Unlike your kitchen at home, though, it’s also outfitted with 16 cameras (including inside the fridge) to capture behaviour, a large kitchen island to allow for focus groups, and neuro and biometric capabilities. It also includes a large TV screen to view content and remote viewing capabilities for clients, who can either watch studies in an adjacent room or off site.

The idea is to provide more efficient research studies. In-home ethnography research can be time consuming, since a brand can only work with one customer at a time, says Chris Whitaker, partner at Explorer Research.

It also allows for more control of the research environment, he says.

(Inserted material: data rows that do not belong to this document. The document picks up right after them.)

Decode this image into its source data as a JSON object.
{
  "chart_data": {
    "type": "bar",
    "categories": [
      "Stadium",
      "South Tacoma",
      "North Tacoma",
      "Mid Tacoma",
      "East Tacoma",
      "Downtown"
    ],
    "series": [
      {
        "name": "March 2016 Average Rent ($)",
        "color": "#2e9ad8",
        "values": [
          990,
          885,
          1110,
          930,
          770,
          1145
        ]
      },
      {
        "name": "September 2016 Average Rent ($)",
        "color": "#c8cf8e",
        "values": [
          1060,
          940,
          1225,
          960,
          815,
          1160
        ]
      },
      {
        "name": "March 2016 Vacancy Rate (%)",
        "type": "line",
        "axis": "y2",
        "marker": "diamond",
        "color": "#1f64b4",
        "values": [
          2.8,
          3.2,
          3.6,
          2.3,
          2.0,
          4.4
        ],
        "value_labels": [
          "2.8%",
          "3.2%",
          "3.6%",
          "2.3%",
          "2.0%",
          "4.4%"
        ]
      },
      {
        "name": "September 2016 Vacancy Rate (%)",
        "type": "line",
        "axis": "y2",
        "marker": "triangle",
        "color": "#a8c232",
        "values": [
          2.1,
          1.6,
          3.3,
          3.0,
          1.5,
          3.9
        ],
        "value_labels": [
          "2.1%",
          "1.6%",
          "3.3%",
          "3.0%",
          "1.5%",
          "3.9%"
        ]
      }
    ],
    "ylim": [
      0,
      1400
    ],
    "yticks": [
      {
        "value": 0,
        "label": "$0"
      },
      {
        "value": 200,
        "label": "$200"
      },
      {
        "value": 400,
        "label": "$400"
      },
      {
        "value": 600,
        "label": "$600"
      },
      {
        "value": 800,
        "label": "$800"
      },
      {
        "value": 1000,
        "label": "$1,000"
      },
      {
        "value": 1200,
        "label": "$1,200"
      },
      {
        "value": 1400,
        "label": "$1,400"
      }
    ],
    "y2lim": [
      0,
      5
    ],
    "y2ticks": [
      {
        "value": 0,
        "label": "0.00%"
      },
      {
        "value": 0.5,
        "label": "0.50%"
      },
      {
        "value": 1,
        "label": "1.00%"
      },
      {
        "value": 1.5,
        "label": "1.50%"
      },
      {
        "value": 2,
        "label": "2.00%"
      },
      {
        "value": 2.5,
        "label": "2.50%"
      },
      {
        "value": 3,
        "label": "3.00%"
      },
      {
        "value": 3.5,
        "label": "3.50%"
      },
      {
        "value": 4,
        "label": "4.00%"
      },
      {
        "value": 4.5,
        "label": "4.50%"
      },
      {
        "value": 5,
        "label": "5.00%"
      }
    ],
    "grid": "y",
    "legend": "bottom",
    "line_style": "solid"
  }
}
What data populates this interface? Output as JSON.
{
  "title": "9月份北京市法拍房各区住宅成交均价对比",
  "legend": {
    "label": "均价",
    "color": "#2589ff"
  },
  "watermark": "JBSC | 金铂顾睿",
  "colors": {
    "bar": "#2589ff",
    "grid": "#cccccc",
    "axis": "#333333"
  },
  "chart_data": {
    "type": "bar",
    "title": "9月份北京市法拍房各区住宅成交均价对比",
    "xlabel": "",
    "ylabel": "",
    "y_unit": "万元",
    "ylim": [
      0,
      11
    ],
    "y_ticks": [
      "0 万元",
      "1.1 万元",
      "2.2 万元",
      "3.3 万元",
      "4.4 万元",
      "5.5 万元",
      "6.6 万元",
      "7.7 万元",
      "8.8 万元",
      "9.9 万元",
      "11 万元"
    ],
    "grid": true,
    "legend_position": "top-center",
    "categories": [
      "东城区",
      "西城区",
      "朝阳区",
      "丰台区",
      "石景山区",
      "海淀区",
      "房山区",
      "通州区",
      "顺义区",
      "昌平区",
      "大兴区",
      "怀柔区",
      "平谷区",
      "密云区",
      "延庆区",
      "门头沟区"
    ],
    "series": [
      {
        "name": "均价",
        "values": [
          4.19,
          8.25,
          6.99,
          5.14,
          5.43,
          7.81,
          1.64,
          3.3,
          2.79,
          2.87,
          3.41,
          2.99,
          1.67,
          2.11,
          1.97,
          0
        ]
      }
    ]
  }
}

With frozen food, for example, keeping products in the right state before bringing them to test in consumers’ homes has been challenging.

While Whitaker acknowledges that behaviour might differ from how someone acts in their own home, he says it isn’t likely to be a major difference since the kitchen was built to feel residential.

The Test Kitchen project has taken about nine months to execute and hasn’t been used on a specific client study yet. Explorer works with brands directly, as well as with consultancy firms and shopper marketing agencies.

The kitchen will be used for CPG and beverage studies, in particular for projects such as sensory evaluation, cooking usage insights, packaging functionality and design testing, and recipe development and testing.

Explorer Research works with brands and companies such as Campbell’s, Canada Bread, Google, Hallmark, Kraft, Kellogg’s and Mattel.